A genosensor platform based on DNA biofunctionalized SNCNCs coupled with IS-primer amplification reaction for sensitive and rapid Listeria monocytogenes detection

Accurate and timely diagnosis of Listeria monocytogenes (L. monocytogenes), a well-known foodborne pathogen with a serious threat to human life and health, is critical for managing bacterial infections and food quality. Here, we report a genosensor platform based on DNA biofunctionalized superparamagnetic nickel colloidal nanocrystal clusters (SNCNCs) coupling with IS-primer amplification reaction (ISAR) for rapid, ultrasensitive and specific L. monocytogenes detection. Specifically, the catalytic activity of SNCNCs was identified. After three-step modification, the signal unit was formed by immobilizing AuNPs and hairpin probes on the surface of SNCNCs, achieving enhanced catalytic activity, leading to the reduction of a colorimetric substrate 4-nitrophenol (4-NP).
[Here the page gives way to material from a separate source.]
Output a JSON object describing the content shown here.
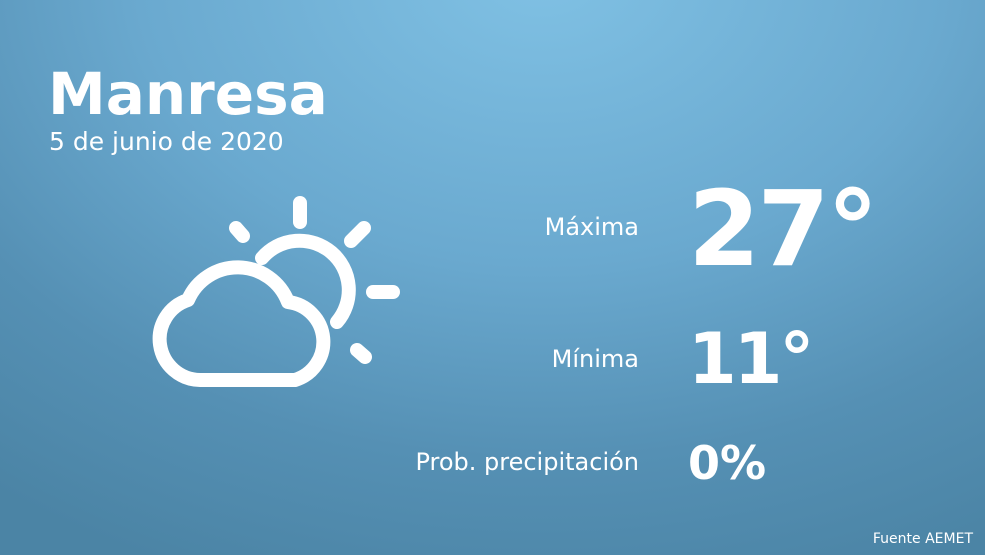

The in-situ signal amplification of target RNA on the surface of SNCNCs coupling with ISAR showed high sensitivity and a detection limit of 1.50 x 10(-3) ng mL(-1) under optimized conditions. As SNCNCs can bind and lyse bacteria, this genosensor can detect live L. monocytogenes without RNA extraction, with a detection limit of 3.80 x 10(2) CFU mL(-1). Furthermore, the system could also detect L. monocytogenes in artificially contaminated milk samples within 6 h. These results indicate the great potential of our method for sensitive, specific, convenient and low-cost bacterial detection in food, environment and clinics.

Automated summary

In this study, a genosensor platform based on DNA biofunctionalized superparamagnetic nickel colloidal nanocrystal clusters (SNCNCs) coupled with IS-primer amplification reaction (ISAR) was developed for rapid, ultrasensitive, and specific detection of Listeria monocytogenes (L. monocytogenes). The method showed high sensitivity, good specificity, convenience, and low cost, making it a promising tool for bacterial detection in food, environment, and clinics.